お墓は、都心から離れた緑が豊かな丘の上にあった。「自分でここへ来て、この場所を選んだんですよ。」と、旦那さんは言った。自分の死を覚悟し、自分の墓地を自分で選ぶというのはどのような感覚なんだろう。丘を歩く唯さんの姿を想像しながら、私の退職後、大きなお腹を抱えながら忙しく店を切り回しただろう唯さんの姿を、私は頭に思い描いた。あの小さな身体のどこからあんな強さが生まれるのだろうかと、一緒に仕事をした頃もよく思ったものだ。私は涙が止まらなかった。

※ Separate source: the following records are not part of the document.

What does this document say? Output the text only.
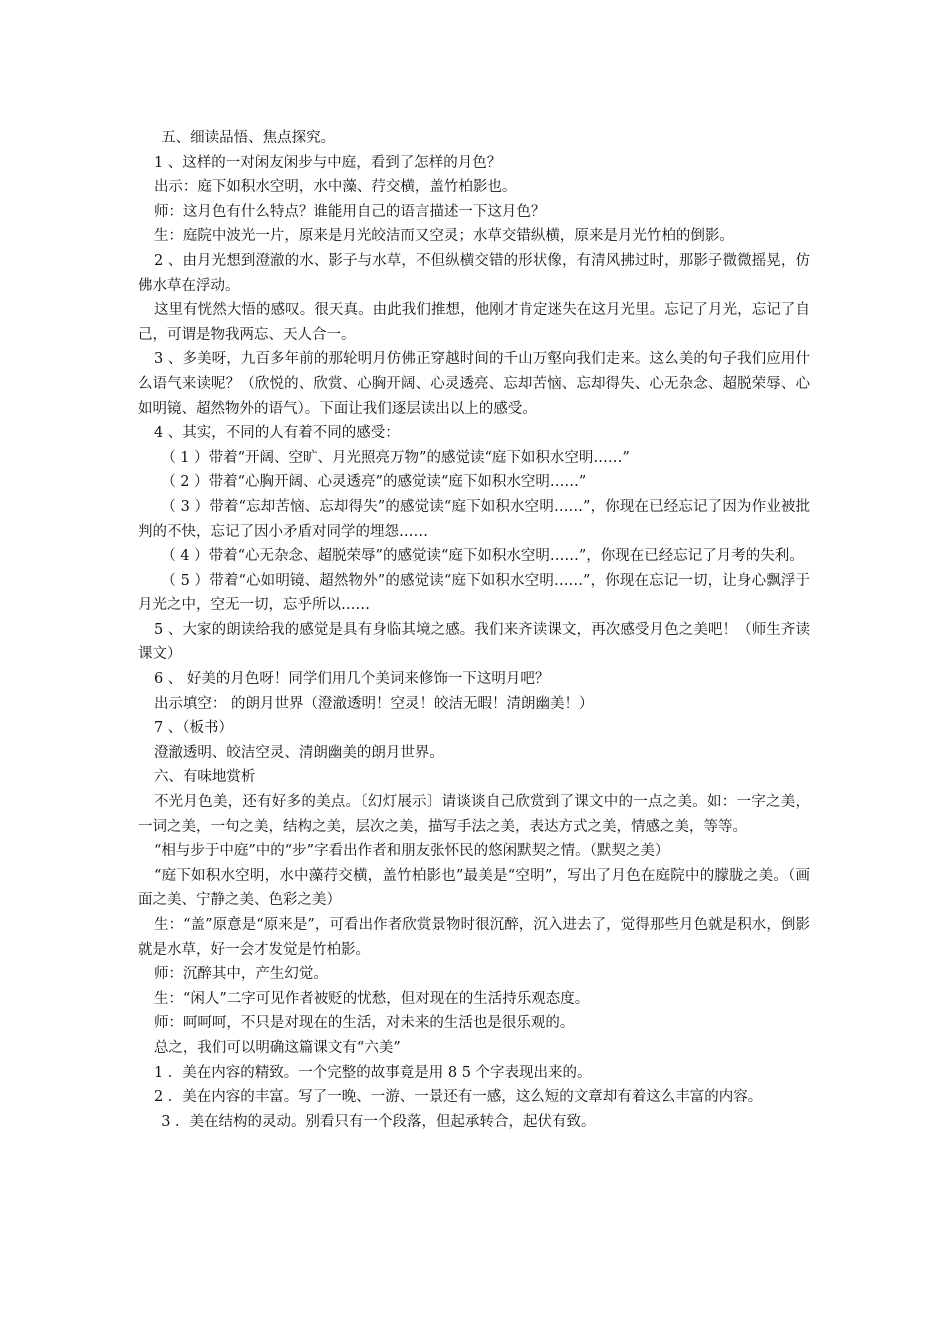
五、细读品悟、焦点探究。

1 、这样的一对闲友闲步与中庭，看到了怎样的月色？

出示：庭下如积水空明，水中藻、荇交横，盖竹柏影也。

师：这月色有什么特点？谁能用自己的语言描述一下这月色？

生：庭院中波光一片，原来是月光皎洁而又空灵；水草交错纵横，原来是月光竹柏的倒影。

2 、由月光想到澄澈的水、影子与水草，不但纵横交错的形状像，有清风拂过时，那影子微微摇晃，仿佛水草在浮动。

这里有恍然大悟的感叹。很天真。由此我们推想，他刚才肯定迷失在这月光里。忘记了月光，忘记了自己，可谓是物我两忘、天人合一。

3 、多美呀，九百多年前的那轮明月仿佛正穿越时间的千山万壑向我们走来。这么美的句子我们应用什么语气来读呢？（欣悦的、欣赏、心胸开阔、心灵透亮、忘却苦恼、忘却得失、心无杂念、超脱荣辱、心如明镜、超然物外的语气）。下面让我们逐层读出以上的感受。

4 、其实，不同的人有着不同的感受：

（ 1 ）带着“开阔、空旷、月光照亮万物”的感觉读“庭下如积水空明……”

（ 2 ）带着“心胸开阔、心灵透亮”的感觉读“庭下如积水空明……”

（ 3 ）带着“忘却苦恼、忘却得失”的感觉读“庭下如积水空明……”，你现在已经忘记了因为作业被批判的不快，忘记了因小矛盾对同学的埋怨……

（ 4 ）带着“心无杂念、超脱荣辱”的感觉读“庭下如积水空明……”，你现在已经忘记了月考的失利。

（ 5 ）带着“心如明镜、超然物外”的感觉读“庭下如积水空明……”，你现在忘记一切，让身心飘浮于月光之中，空无一切，忘乎所以……

5 、大家的朗读给我的感觉是具有身临其境之感。我们来齐读课文，再次感受月色之美吧！（师生齐读课文）

6 、 好美的月色呀！同学们用几个美词来修饰一下这明月吧？

出示填空： 的朗月世界（澄澈透明！空灵！皎洁无暇！清朗幽美！）

7 、（板书）

澄澈透明、皎洁空灵、清朗幽美的朗月世界。

六、有味地赏析

不光月色美，还有好多的美点。〔幻灯展示〕请谈谈自己欣赏到了课文中的一点之美。如：一字之美，一词之美，一句之美，结构之美，层次之美，描写手法之美，表达方式之美，情感之美，等等。

“相与步于中庭”中的“步”字看出作者和朋友张怀民的悠闲默契之情。（默契之美）

“庭下如积水空明，水中藻荇交横，盖竹柏影也”最美是“空明”，写出了月色在庭院中的朦胧之美。（画面之美、宁静之美、色彩之美）

生：“盖”原意是“原来是”，可看出作者欣赏景物时很沉醉，沉入进去了，觉得那些月色就是积水，倒影就是水草，好一会才发觉是竹柏影。

师：沉醉其中，产生幻觉。

生：“闲人”二字可见作者被贬的忧愁，但对现在的生活持乐观态度。

师：呵呵呵，不只是对现在的生活，对未来的生活也是很乐观的。

总之，我们可以明确这篇课文有“六美”

1 ．美在内容的精致。一个完整的故事竟是用 8 5 个字表现出来的。

2 ．美在内容的丰富。写了一晚、一游、一景还有一感，这么短的文章却有着这么丰富的内容。

3 ．美在结构的灵动。别看只有一个段落，但起承转合，起伏有致。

今年、私は引っ越しをした。2店舗目の店のオープンを機に、実家を処分し、都内にマンションを購入したのだ。荷物を整理する際に捨てられなかった物の中に、唯さんとの思い出の品があった。妊娠初期に体調不良で1か月程欠勤や早退が続いた後、安定期に入った唯さんが「お礼」と称しプレゼントしてくれたシフォンのスカーフ。私が結婚した時にイギリスから送ってくれた美しいテーブルセンター。唯さんから借りて読み、後に自分でも買った本。アメリカ人の若い作家による『コーヒーを飲みながら』というタイトルのその小説は、冬のニューヨークのコーヒースタンドで出会った男女を描いたものだった。厳しい現実を生きる彼らが、そのコーヒースタンドで会話を交わす時間だけ、現実を忘れ癒されるのだ。凍りつくような寒空の下、その小さなコーヒースタンドの空間が温かく感じられて、読む度に心が柔らかくなるような気持ちがした。

あぁ、私にとってのコーヒースタンドは、あのコーヒーテーブルだった。唯さんとがむしゃらに働いたあの時代そのものも。
今年は久しぶりに唯さんに会いに、あの丘を登ってみよう。